Sunday, April 27, 2008

Fisheries & Bycatch


The biggest killer of cetaceans is the fishing net. This is a problem that occurs in EVERY ocean. thousands of dolphins die in nets each year and hundreds of dolphins wash up on shore in the North East Atlantic, mostly the coasts of France and the UK. Pelagic (mid-water) trawl fisheries and gill and tangle nets that lay on the ocean floor are drastically reducing dolphin and porpoise populations.

The common dolphin has become a major bycatch of the winter sea bass fisheries in the UK.

The right whales' feeding grounds in the northeast coast of the US overlap with several fisheries. As a result, the whales become lethally entangled in gillnets and lobster and crab gear. Some whales will carry the razor-thin nets embedded in their skin or bones for years, slowly suffering agonizing deaths, as the net inhibits their ability to swim and feed properly.

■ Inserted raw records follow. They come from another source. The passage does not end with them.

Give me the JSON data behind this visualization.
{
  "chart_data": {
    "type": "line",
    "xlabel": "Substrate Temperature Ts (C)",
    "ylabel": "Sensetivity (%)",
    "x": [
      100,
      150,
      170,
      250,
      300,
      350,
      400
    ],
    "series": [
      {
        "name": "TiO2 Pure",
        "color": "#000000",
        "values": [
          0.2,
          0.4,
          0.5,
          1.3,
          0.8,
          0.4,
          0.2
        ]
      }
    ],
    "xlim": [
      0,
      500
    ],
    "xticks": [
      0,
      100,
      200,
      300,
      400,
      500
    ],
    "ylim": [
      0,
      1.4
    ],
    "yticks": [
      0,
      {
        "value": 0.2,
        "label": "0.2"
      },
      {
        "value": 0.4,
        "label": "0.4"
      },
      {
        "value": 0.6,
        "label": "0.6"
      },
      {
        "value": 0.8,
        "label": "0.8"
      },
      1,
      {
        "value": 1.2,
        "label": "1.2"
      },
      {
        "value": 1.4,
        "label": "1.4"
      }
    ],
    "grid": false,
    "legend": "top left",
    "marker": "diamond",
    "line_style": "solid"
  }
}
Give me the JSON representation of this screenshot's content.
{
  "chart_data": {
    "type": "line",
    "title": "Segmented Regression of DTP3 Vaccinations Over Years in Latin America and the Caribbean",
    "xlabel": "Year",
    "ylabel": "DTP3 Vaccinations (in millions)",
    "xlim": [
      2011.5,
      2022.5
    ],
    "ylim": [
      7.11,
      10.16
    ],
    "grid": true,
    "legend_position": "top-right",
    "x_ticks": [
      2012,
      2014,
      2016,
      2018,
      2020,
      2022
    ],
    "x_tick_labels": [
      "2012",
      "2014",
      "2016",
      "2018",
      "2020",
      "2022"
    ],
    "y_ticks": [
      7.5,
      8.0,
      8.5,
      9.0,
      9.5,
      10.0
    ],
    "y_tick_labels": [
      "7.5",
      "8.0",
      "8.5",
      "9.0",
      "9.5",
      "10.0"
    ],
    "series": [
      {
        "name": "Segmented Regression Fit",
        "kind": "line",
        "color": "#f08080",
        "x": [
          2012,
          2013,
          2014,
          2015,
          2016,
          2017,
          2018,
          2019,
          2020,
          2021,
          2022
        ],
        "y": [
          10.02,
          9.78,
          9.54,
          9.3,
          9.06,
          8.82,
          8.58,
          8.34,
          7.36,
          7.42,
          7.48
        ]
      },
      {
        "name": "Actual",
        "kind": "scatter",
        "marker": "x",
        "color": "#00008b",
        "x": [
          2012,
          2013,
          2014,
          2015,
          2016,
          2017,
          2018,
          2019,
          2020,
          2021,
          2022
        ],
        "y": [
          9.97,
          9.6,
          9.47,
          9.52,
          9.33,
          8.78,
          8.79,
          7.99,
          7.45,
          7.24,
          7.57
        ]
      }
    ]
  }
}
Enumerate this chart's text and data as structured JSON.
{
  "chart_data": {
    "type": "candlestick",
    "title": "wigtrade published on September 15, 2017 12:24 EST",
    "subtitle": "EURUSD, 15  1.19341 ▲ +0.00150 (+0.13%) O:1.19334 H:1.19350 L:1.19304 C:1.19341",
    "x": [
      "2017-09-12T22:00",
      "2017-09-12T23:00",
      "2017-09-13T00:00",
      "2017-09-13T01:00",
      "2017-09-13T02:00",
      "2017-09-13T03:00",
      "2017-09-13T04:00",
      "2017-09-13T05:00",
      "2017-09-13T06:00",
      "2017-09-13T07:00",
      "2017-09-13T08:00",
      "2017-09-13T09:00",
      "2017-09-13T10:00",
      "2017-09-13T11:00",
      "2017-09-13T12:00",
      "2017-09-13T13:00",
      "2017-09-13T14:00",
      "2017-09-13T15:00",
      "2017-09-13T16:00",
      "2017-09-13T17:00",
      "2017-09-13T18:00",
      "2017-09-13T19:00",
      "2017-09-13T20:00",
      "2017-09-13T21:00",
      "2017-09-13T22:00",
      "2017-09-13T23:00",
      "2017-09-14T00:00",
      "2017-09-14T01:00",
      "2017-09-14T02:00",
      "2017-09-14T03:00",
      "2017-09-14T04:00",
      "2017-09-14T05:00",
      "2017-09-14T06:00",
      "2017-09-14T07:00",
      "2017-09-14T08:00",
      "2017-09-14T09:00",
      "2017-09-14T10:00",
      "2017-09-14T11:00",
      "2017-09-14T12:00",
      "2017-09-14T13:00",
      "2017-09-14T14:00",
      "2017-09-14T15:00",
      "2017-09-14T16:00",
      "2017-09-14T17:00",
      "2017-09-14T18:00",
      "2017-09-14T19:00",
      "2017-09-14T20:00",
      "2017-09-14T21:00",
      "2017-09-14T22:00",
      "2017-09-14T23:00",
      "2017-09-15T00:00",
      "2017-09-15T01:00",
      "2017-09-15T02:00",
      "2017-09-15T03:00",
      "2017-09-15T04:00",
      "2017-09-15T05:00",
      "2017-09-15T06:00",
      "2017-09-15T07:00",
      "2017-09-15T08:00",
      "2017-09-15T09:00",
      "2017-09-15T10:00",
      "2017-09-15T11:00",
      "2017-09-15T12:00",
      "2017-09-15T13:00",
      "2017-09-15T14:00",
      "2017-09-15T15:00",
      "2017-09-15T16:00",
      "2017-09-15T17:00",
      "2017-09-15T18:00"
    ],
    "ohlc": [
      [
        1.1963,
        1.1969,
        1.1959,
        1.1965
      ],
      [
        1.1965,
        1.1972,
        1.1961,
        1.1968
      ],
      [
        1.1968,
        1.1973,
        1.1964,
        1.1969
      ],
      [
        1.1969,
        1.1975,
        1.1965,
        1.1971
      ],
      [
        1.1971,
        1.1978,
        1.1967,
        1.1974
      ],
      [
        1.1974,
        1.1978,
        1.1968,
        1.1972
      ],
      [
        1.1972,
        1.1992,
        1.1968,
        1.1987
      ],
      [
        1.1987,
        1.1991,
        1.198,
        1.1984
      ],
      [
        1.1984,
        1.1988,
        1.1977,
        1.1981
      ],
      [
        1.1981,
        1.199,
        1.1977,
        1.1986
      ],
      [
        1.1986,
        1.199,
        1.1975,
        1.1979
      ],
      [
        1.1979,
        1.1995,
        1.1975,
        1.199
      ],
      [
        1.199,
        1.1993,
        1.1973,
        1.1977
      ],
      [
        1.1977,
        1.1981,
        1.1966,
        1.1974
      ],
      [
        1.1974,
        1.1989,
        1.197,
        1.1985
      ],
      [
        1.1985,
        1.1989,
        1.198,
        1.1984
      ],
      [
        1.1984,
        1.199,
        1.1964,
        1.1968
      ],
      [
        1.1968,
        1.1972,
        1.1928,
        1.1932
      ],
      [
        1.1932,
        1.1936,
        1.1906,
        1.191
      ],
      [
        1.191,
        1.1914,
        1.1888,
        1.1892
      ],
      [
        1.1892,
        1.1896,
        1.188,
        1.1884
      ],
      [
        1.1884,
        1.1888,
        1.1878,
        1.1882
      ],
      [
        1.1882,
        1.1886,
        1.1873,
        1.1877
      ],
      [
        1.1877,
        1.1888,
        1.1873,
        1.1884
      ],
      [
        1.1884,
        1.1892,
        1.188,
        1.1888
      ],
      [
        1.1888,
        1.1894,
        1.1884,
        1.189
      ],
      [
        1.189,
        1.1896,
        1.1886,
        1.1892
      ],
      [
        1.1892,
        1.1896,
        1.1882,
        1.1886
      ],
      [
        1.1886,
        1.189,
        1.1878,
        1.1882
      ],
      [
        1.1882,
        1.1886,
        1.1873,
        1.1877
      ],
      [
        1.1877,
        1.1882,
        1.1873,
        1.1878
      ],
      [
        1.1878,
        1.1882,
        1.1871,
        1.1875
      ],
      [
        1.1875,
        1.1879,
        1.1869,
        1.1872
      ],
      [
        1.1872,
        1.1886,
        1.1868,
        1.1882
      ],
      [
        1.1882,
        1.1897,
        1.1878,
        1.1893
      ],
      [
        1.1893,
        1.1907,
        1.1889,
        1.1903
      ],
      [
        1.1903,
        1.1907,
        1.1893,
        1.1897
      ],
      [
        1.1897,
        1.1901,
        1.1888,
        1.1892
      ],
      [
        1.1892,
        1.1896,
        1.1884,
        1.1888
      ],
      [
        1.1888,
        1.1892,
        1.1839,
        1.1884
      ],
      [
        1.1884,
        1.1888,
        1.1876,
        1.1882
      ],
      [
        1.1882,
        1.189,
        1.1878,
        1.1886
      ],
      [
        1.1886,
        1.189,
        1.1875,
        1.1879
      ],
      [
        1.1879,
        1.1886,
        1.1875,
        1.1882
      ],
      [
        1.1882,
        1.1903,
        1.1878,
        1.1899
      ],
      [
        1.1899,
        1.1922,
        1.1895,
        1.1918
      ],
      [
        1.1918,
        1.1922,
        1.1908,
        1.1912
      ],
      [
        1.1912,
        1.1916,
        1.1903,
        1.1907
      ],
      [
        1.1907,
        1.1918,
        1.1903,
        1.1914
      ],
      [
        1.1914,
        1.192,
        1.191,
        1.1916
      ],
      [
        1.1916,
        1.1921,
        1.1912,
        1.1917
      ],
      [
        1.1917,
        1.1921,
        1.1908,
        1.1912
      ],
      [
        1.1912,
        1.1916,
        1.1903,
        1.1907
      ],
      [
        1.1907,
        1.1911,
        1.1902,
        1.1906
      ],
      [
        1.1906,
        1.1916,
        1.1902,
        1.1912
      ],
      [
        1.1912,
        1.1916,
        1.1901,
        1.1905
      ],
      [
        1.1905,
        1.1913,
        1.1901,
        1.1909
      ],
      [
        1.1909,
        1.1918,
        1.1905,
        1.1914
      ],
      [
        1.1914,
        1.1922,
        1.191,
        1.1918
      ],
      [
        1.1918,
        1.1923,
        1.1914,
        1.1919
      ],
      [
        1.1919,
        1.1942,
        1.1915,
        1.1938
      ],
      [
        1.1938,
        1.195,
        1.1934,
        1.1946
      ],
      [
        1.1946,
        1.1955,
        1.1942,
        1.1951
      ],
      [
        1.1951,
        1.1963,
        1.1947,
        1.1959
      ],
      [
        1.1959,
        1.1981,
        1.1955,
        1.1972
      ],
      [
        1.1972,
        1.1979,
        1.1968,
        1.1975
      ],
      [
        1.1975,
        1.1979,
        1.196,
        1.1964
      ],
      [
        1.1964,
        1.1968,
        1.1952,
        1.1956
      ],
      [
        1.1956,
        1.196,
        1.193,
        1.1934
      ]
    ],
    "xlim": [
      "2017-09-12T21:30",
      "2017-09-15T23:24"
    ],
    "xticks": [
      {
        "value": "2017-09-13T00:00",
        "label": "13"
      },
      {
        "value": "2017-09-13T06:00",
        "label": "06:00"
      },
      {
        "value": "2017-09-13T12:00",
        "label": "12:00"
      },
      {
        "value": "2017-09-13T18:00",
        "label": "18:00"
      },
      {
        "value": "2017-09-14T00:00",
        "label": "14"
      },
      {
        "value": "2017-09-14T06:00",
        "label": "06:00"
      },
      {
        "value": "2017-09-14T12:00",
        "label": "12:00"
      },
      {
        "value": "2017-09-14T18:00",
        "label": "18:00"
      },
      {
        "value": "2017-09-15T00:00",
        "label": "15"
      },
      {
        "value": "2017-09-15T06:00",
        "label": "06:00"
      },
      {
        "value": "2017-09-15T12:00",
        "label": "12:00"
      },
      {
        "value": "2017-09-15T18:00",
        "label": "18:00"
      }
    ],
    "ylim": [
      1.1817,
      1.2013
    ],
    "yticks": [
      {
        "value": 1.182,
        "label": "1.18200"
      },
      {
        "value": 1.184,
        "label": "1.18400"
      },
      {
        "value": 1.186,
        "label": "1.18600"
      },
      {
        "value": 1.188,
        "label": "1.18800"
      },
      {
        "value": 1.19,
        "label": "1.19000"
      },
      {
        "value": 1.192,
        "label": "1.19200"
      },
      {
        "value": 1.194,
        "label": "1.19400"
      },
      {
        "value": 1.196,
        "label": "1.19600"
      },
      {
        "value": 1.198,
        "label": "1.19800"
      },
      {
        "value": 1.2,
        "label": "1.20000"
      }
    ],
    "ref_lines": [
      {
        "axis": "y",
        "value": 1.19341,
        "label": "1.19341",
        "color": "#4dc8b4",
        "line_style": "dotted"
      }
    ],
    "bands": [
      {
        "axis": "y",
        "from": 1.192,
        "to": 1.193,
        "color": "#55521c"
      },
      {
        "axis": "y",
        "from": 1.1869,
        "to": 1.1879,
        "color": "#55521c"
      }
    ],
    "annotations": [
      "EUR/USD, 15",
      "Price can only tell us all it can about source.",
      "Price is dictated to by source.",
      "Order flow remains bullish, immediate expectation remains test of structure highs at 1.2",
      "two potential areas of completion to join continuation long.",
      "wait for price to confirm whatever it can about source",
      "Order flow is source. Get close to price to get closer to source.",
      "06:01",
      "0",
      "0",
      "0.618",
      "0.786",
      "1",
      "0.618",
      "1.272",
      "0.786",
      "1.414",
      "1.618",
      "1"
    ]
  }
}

Harbour porpoises, a species facing extinction, face a dramatic decline in the Baltic sea as a result of fishing nets and bycatch.

Spotted and Spinner dolphins are constantly entrapped in nets because of their close association with yellowfin tuna. They are traumatized, injured, and killed.

Drift nets (nets that reach mile long lenths, are many feet deep, and are left unattended for weekd) have been outlawed internationally due to the high numbers of mammals, birds, turtles, and sharks killed.